A revolução cubana entra na terceira etapa da sua existência, com 60 anos de vida e sem um dos irmãos Castro ao leme, depois de em abril Raúl Castro ter entregue a presidência a Miguel Díaz-Canel, que não só não é um Castro como ainda por cima já nasceu depois da revolução. Ainda para mais um país com as maleitas da terceira idade bem visíveis – para onde vai um país com poucos recursos, de produção industrial e agrícola obsoleta e sem grandes amigos externos (agora que os amigos venezuelanos sofrem também eles de problemas económicos)?
“O legado histórico da revolução cubana parece muito desgastado, tanto desde o ponto de vista político como económico”, afirma Jorge Duany, diretor do Instituto de Investigações Cubanas da Universidade Internacional da Florida, à AFP. Mesmo assim a nova Constituição, que será referendada a 24 de fevereiro, omitindo a cláusula sobre o objetivo de construir uma “sociedade comunista”, “ratifica o caráter socialista da revolução e o papel reitor do partido”.
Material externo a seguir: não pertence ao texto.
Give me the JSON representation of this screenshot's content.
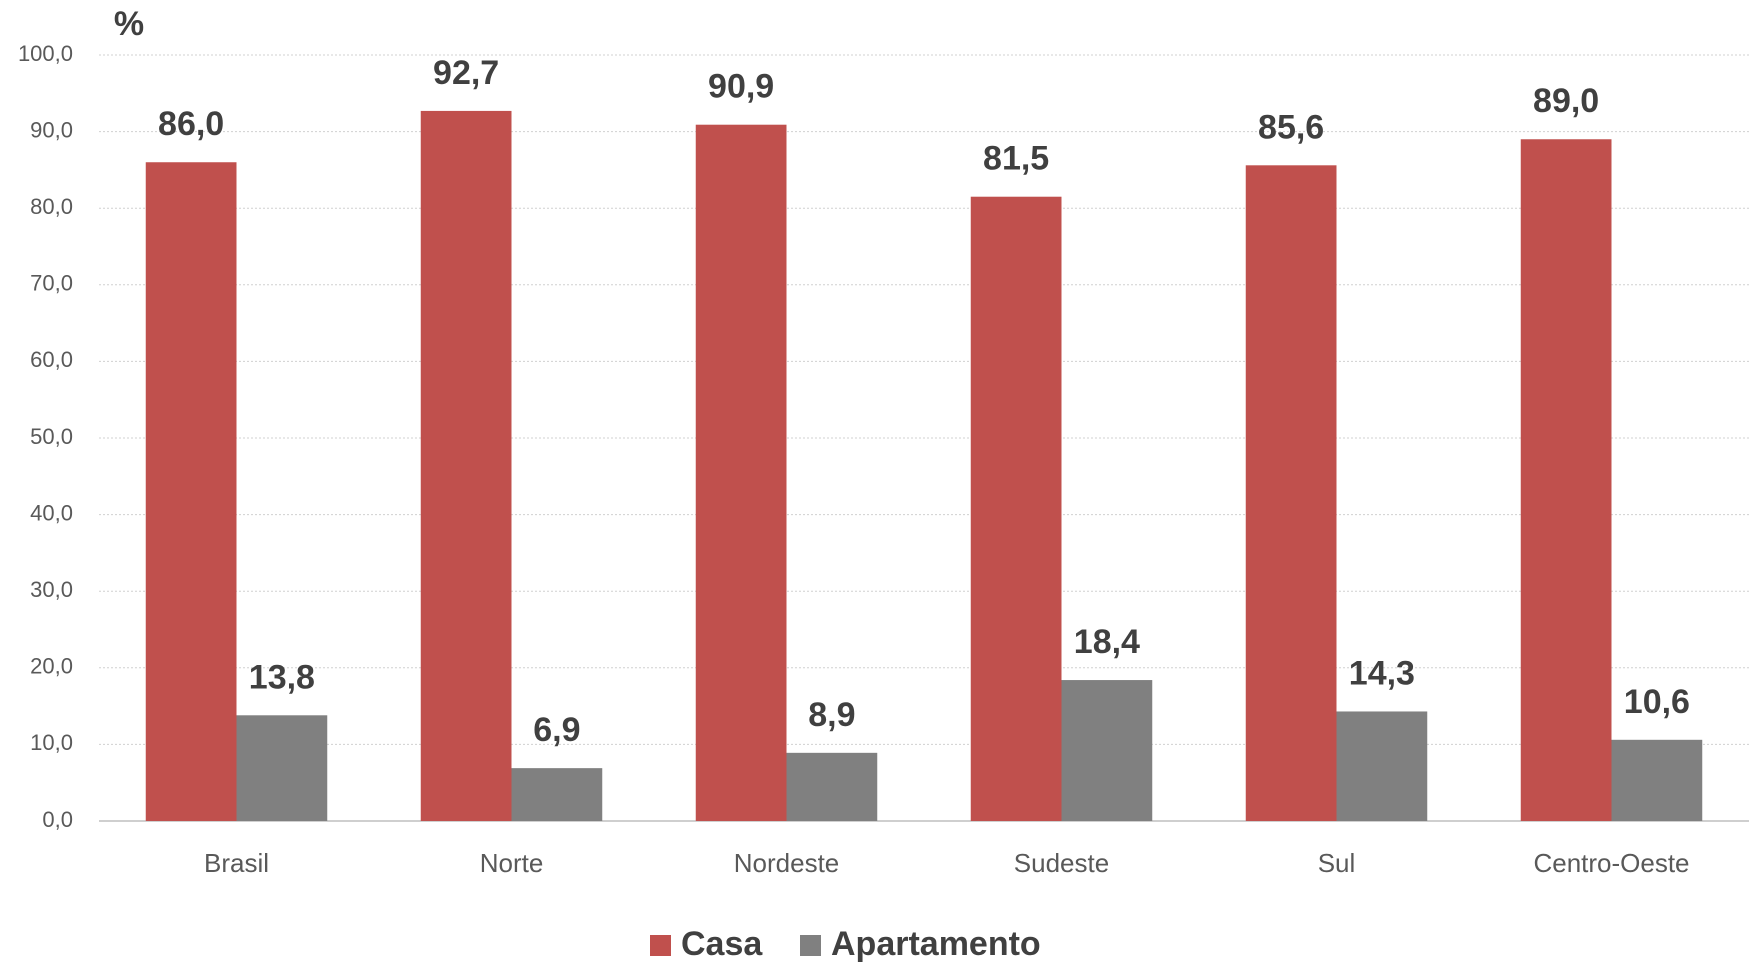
{
  "chart_data": {
    "type": "bar",
    "y_axis_label": "%",
    "categories": [
      "Brasil",
      "Norte",
      "Nordeste",
      "Sudeste",
      "Sul",
      "Centro-Oeste"
    ],
    "series": [
      {
        "name": "Casa",
        "color": "#c0504d",
        "values": [
          86.0,
          92.7,
          90.9,
          81.5,
          85.6,
          89.0
        ],
        "value_labels": [
          "86,0",
          "92,7",
          "90,9",
          "81,5",
          "85,6",
          "89,0"
        ]
      },
      {
        "name": "Apartamento",
        "color": "#808080",
        "values": [
          13.8,
          6.9,
          8.9,
          18.4,
          14.3,
          10.6
        ],
        "value_labels": [
          "13,8",
          "6,9",
          "8,9",
          "18,4",
          "14,3",
          "10,6"
        ]
      }
    ],
    "ylim": [
      0,
      100
    ],
    "yticks": [
      {
        "value": 0,
        "label": "0,0"
      },
      {
        "value": 10,
        "label": "10,0"
      },
      {
        "value": 20,
        "label": "20,0"
      },
      {
        "value": 30,
        "label": "30,0"
      },
      {
        "value": 40,
        "label": "40,0"
      },
      {
        "value": 50,
        "label": "50,0"
      },
      {
        "value": 60,
        "label": "60,0"
      },
      {
        "value": 70,
        "label": "70,0"
      },
      {
        "value": 80,
        "label": "80,0"
      },
      {
        "value": 90,
        "label": "90,0"
      },
      {
        "value": 100,
        "label": "100,0"
      }
    ],
    "grid": true,
    "legend": "bottom"
  }
}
Como explica Yoani Sánchez, na entrevista que dá ao i nas páginas seguintes, o referendo de 24 de fevereiro será uma grande ocasião para aferir do estado da revolução cubana. Se hoje prevalece a ideia de que o texto magno será aprovado, aos opositores, dentro e fora da Ilha, resta-lhes a esperança de saber se os cubanos aproveitarão “a única oportunidade que lhes foi dada em muitos anos” para expressar publicamente se estão ou não de acordo com o modelo vigente e se é o socialismo o que realmente querem.
O último referendo que se realizou em Cuba foi em fevereiro de 1976. Passados 43 anos, a maioria dos que irão exercer o seu direito de voto nunca o fez numa consulta do género. Para o opositor Reinaldo Escobar, escrevendo no jornal online cubano 14ymedio, o governo agora liderado por Díaz-Canel está a assumir o risco ao colocar o novo texto constitucional – de que Raúl Castro foi um dos redatores – à consideração das urnas. Um sinal de maturidade política ou de sobranceria do regime?
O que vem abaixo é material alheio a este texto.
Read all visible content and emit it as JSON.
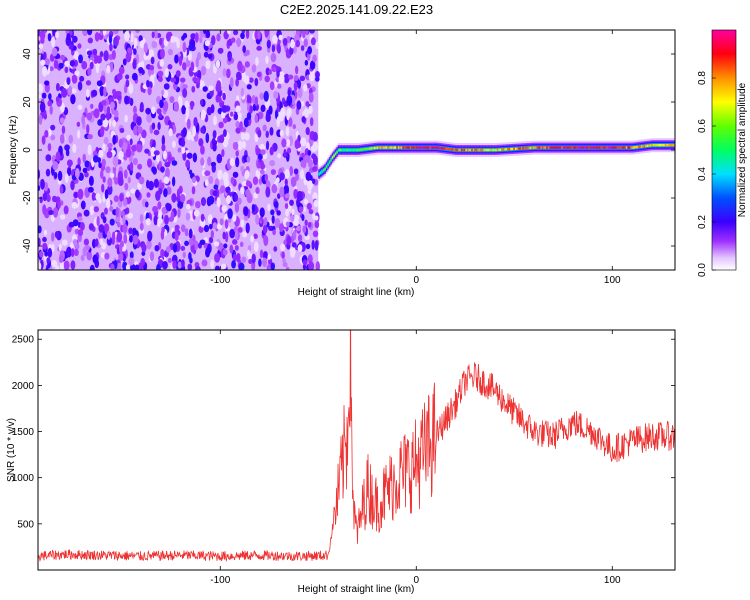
{
  "title": "C2E2.2025.141.09.22.E23",
  "chart_data": [
    {
      "type": "heatmap",
      "xlabel": "Height of straight line (km)",
      "ylabel": "Frequency (Hz)",
      "xlim": [
        -193,
        132
      ],
      "ylim": [
        -50,
        50
      ],
      "x_ticks": [
        -100,
        0,
        100
      ],
      "y_ticks": [
        -40,
        -20,
        0,
        20,
        40
      ],
      "colorbar": {
        "label": "Normalized spectral amplitude",
        "range": [
          0,
          1
        ],
        "ticks": [
          "0.0",
          "0.2",
          "0.4",
          "0.6",
          "0.8"
        ],
        "colormap": "rainbow (white - purple - blue - cyan - green - yellow - red - magenta)"
      },
      "noise_region": {
        "x_range": [
          -193,
          -50
        ],
        "frequency_range": [
          -50,
          50
        ],
        "amplitude": "low"
      },
      "signal_track": {
        "x": [
          -50,
          -47,
          -43,
          -40,
          -35,
          -30,
          -20,
          -10,
          0,
          10,
          20,
          40,
          60,
          80,
          100,
          110,
          120,
          132
        ],
        "frequency_hz": [
          -10,
          -8,
          -3,
          0,
          0,
          0,
          1,
          1,
          1,
          1,
          0,
          0,
          1,
          1,
          1,
          1,
          2,
          2
        ],
        "peak_amplitude": [
          0.4,
          0.5,
          0.6,
          0.55,
          0.5,
          0.55,
          0.7,
          0.8,
          0.9,
          0.95,
          0.85,
          0.7,
          0.85,
          0.95,
          0.95,
          0.8,
          0.7,
          0.7
        ]
      }
    },
    {
      "type": "line",
      "xlabel": "Height of straight line (km)",
      "ylabel": "SNR (10 * v/v)",
      "xlim": [
        -193,
        132
      ],
      "ylim": [
        0,
        2600
      ],
      "x_ticks": [
        -100,
        0,
        100
      ],
      "y_ticks": [
        500,
        1000,
        1500,
        2000,
        2500
      ],
      "color": "#ee3333",
      "x": [
        -193,
        -180,
        -160,
        -140,
        -120,
        -100,
        -80,
        -60,
        -45,
        -40,
        -35,
        -34,
        -32,
        -30,
        -25,
        -20,
        -10,
        0,
        10,
        20,
        25,
        30,
        40,
        50,
        60,
        70,
        80,
        90,
        100,
        110,
        120,
        132
      ],
      "y": [
        150,
        170,
        160,
        150,
        160,
        150,
        160,
        150,
        160,
        800,
        1500,
        2700,
        600,
        400,
        900,
        700,
        1000,
        1150,
        1450,
        1800,
        2050,
        2100,
        1950,
        1700,
        1500,
        1450,
        1600,
        1500,
        1300,
        1400,
        1450,
        1450
      ]
    }
  ]
}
Aos 60 anos, esse será o primeiro grande desafio a enfrentar pelo novo homem forte de Cuba, que assume o poder das mãos de Raúl Castro que, no entanto, continuará a exercer o poder na sombra até 2021, desde o seu cargo de primeiro secretário do Partido Comunista de Cuba, que é ainda o garante do modelo político do país. Como diz o novo texto constitucional, o partido continua a ser “único” e a “força política superior do Estado e da sociedade”.
“A Constituição votada pelo parlamento no passado dia 22 de dezembro ajusta-se que nem luva aos planos do governo, no entanto está muito longe de satisfazer as reivindicações da cidadania. É certo que o texto mudou. O que acontece é que o eleitorado mudou mais do que o governo”, escreve Escobar.
Sem a legitimidade histórica dos combatentes da Sierra Maestra, sem o fulgor e o carisma de Fidel Castro, sem a legitimidade do apelido de Raúl, Díaz-Canel lidera um novo ciclo de dúvidas sobre os caminhos da revolução. Vladimiro Roca, um dos mais conhecidos dissidentes cubanos (ver texto ao lado), garante que “a revolução acabará por sucumbir pelo seu próprio peso”.
O novo chefe de Estado sabe que o principal desafio agora é económico mais do que político, tendo em conta o crescimento medíocre dos últimos anos, nunca superando muito 1%. “A batalha mais importante é a economia”, disse Díaz-Canel. Rússia e China parecem dispostas a dar uma mãozinha – menos de solidariedade política internacional e mais de interesse económico e geoestratégico (um regime amigo nas barbas dos EUA não é de menosprezar). Vladimir Putin, o presidente russo, chamou já a Cuba “um sócio estratégico e aliado confiável”.